Menteri Dalam Negeri Perancis Manuel Valls, yang mengunjungi pusat pro-Kurdi di Paris tempat mayat-mayat itu ditemukan, mengatakan kematian tersebut “tidak diragukan lagi merupakan eksekusi”. Dia menyebutnya sebagai “tindakan yang benar-benar tidak dapat ditoleransi”.

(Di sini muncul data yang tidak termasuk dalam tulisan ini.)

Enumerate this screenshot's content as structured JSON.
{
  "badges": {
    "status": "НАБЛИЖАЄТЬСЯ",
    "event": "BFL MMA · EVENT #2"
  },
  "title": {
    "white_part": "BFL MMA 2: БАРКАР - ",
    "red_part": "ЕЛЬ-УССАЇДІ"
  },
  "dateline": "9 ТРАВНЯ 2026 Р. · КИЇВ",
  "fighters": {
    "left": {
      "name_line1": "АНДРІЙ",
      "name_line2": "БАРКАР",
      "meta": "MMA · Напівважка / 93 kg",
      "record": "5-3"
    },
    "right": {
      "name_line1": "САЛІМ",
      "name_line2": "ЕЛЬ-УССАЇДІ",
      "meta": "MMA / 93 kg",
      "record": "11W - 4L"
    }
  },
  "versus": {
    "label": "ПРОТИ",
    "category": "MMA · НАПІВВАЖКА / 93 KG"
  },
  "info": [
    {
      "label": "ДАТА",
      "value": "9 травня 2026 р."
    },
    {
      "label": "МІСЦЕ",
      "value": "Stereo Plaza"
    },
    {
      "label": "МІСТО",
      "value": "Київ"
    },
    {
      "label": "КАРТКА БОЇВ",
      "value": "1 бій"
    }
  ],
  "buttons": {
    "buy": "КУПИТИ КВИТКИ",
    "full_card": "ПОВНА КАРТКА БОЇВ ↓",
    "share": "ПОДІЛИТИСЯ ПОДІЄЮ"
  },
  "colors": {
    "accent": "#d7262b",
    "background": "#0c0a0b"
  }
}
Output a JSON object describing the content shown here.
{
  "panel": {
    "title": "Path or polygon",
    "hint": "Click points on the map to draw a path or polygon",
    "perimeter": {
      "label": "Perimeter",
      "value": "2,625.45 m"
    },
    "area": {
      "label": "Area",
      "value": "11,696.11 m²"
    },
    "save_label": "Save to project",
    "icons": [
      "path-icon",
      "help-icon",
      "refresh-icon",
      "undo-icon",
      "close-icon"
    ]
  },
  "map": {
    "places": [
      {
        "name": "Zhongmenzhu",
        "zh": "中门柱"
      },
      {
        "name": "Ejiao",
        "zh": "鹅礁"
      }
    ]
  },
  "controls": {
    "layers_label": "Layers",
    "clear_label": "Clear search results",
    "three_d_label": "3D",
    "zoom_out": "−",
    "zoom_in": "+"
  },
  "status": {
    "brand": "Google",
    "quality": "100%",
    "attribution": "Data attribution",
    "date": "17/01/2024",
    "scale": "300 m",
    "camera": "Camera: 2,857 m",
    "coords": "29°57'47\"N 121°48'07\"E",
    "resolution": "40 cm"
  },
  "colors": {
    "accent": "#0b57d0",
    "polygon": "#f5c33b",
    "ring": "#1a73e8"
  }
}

Belum ada pihak yang mengaku bertanggung jawab atas pembunuhan tersebut. Seorang anggota parlemen Turki dari partai yang berkuasa mengklaim para perempuan tersebut terbunuh dalam perselisihan antara faksi Partai Pekerja Kurdistan. Kelompok yang dikenal dengan nama PKK ini dianggap sebagai organisasi teroris oleh Turki dan sekutunya, termasuk Amerika Serikat dan Uni Eropa.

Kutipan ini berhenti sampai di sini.